Re: mysql to postgresql, performance questions - Mailing list pgsql-performance

From Ivan Voras
Subject Re: mysql to postgresql, performance questions
Date
Msg-id hnugmc$ks$1@dough.gmane.org
Whole thread Raw
In response to mysql to postgresql, performance questions  (Corin <wakathane@gmail.com>)
List pgsql-performance
Corin wrote:
> Hi all,
>
> I'm running quite a large social community website (250k users, 16gb
> database). We are currently preparing a complete relaunch and thinking
> about switching from mysql 5.1.37 innodb to postgresql 8.4.2. The

"relaunch" looks like you are nearing the end (the "launch") of the
project - if so, you should know that switching databases near the
project deadline is almost always a suicidal act. Even if the big
differences are easily fixable, the small differences will kill you.

> database server is a dual dualcore operton 2216 with 12gb ram running on
> debian amd64.
>
> For a first impression I ran a simple query on our users table (snapshot
> with only ~ 45.000 records). The table has an index on birthday_age
> [integer]. The test executes 10 times the same query and simply discards
> the results.

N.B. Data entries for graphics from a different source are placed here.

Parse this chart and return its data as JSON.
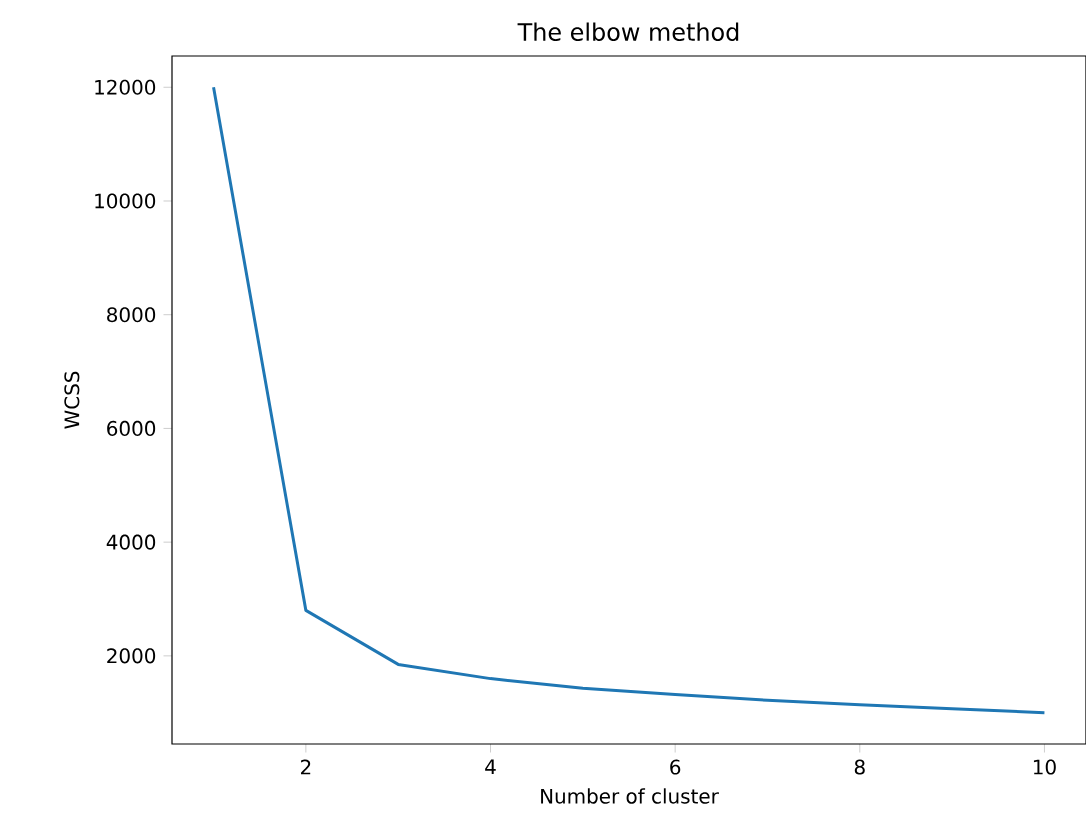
{
  "chart_data": {
    "type": "line",
    "title": "The elbow method",
    "xlabel": "Number of cluster",
    "ylabel": "WCSS",
    "x": [
      1,
      2,
      3,
      4,
      5,
      6,
      7,
      8,
      9,
      10
    ],
    "series": [
      {
        "color": "#1f77b4",
        "values": [
          12000,
          2800,
          1850,
          1600,
          1430,
          1320,
          1220,
          1140,
          1070,
          1000
        ]
      }
    ],
    "xlim": [
      0.55,
      10.45
    ],
    "ylim": [
      450,
      12550
    ],
    "xticks": [
      2,
      4,
      6,
      8,
      10
    ],
    "yticks": [
      2000,
      4000,
      6000,
      8000,
      10000,
      12000
    ],
    "grid": false,
    "marker": "none",
    "line_style": "solid"
  }
}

I ran the tests using a php and a ruby script, the results
> are almost the same.

Your table will probably fit in RAM but the whole database obviously
won't. Not that it matters here.

Did you configure anything at all in postgresql.conf? The defaults
assume a very small database.

> Unluckily mysql seems to be around 3x as fast as postgresql for this
> simple query. There's no swapping, disc reading involved...everything is
> in ram.

It depends...

> 15.115976333618

So this is 15 ms?

> postgresql
> {"QUERY PLAN"=>"Limit (cost=125.97..899.11 rows=1000 width=448) (actual
> time=0.927..4.990 rows=1000 loops=1)"}
> {"QUERY PLAN"=>" -> Bitmap Heap Scan on users (cost=125.97..3118.00
> rows=3870 width=448) (actual time=0.925..3.420 rows=1000 loops=1)"}
> {"QUERY PLAN"=>" Recheck Cond: (((birthday_age >= 12) AND (birthday_age
> <= 13)) OR ((birthday_age >= 20) AND (birthday_age <= 22)))"}
> {"QUERY PLAN"=>" -> BitmapOr (cost=125.97..125.97 rows=3952 width=0)
> (actual time=0.634..0.634 rows=0 loops=1)"}
> {"QUERY PLAN"=>" -> Bitmap Index Scan on birthday_age (cost=0.00..41.67
> rows=1341 width=0) (actual time=0.260..0.260 rows=1327 loops=1)"}
> {"QUERY PLAN"=>" Index Cond: ((birthday_age >= 12) AND (birthday_age <=
> 13))"}
> {"QUERY PLAN"=>" -> Bitmap Index Scan on birthday_age (cost=0.00..82.37
> rows=2611 width=0) (actual time=0.370..0.370 rows=2628 loops=1)"}
> {"QUERY PLAN"=>" Index Cond: ((birthday_age >= 20) AND (birthday_age <=
> 22))"}
> {"QUERY PLAN"=>"Total runtime: 5.847 ms"}
> 44.173002243042

> I also wonder why the reported runtime of 5.847 ms is so much different
> to the runtime reported of my scripts (both php and ruby are almost the

It looks like you are spending ~~38 ms in delivering the data to your
application. Whatever you are using, stop using it :)

> same). What's the best tool to time queries in postgresql? Can this be
> done from pgadmin?

The only rational way is to measure at the database itself and not
include other factors like the network, scripting language libraries,
etc. To do this, login at your db server with a shell and use psql.
Start it as "psql databasename username" and issue a statement like
"EXPLAIN ANALYZE SELECT ...your_query...". Unless magic happens, this
will open a local unix socket connection to the database for the query,
which has the least overhead.

You can of course also do this for MySQL though I don't know if it has
an equivalent of "EXPLAIN ANALYZE".

But even after you have found where the problem is, and even if you see
that Pg is faster than MySQL, you will still need realistic loads to
test the real-life performance difference.